Tissue engineering generates advances in health care

The next generation of advanced materials engineered for biomedical applications are creating new ways to improve the health and wellbeing of patients in need of reconstructive surgery.

At the University of Melbourne, researchers from the Department of Chemical and Biomolecular Engineering have been involved in successful projects aiding both soft tissue and bone regeneration. Associate Professor Andrea O’Connor leads the university’s Tissue Engineering Group, which has been involved in a recent tissue regeneration trial for patients recovering from breast cancer.

It was funded by a Victoria’s Science Agenda Investment Fund grant, and undertaken by a research consortium known as Neopec. Partners included the O’Brien Institute, a tissue engineering and microsurgery research centre which coordinated the project’s clinical trials, and the biomedical manufacturing firm Anatomics.
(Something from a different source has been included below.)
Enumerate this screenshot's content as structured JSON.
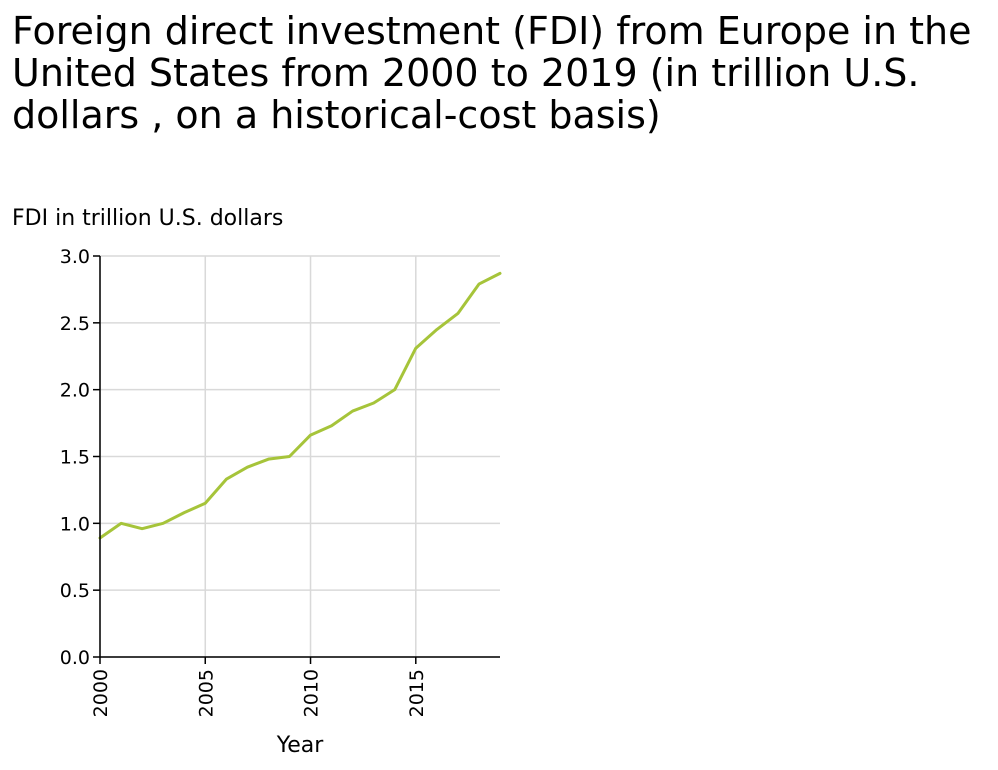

Associate Professor O’Connor’s team designed a rigid domed tissue regeneration chamber, which is temporarily inserted into the breast to hold space open for natural tissue regrowth. Design challenges included creating a highly biocompatible material to reduce rejection responses such as inflammation and scar tissue. The chamber also needed to be strong enough to withstand cracking or breaking.

The university investigated a range of candidate materials and manufactured implants for successful animal trials. However, in the clinical trials Anatomics provided customised chambers for each patient using an already approved biomedical material, rather than the new materials, which will be further developed and tested.

In the long term we’d like to have a biodegradable material, so that patients don’t need a second surgery to remove the chamber, says Associate Professor O’Connor. We want to regrow functional tissue seamlessly, rather than permanently introducing a foreign material.

Further research will continue with the O’Brien Institute, which has established a close working partnership with the Department of Chemical and Biomolecular Engineering over many years of collaboration.

Following the Neopec project Associate Professor O’Connor also worked with Anatomics to refine the production of a polymer it used for one of its other products — implants for craniofacial bone reconstruction. This involved finding a way to make the polymer more porous, while retaining sufficient strength, to allow better integration between the implant, adjacent bone and surrounding soft tissue.

A Victorian Government Technology Voucher helped to commercialise the polymer manufacturing technique, which the CSIRO was able to adapt to a surgical-grade polyethylene for use in medical implants. Anatomics now markets the new implants as PoreStar®, and it has been used in many successful surgeries with improved patient outcomes.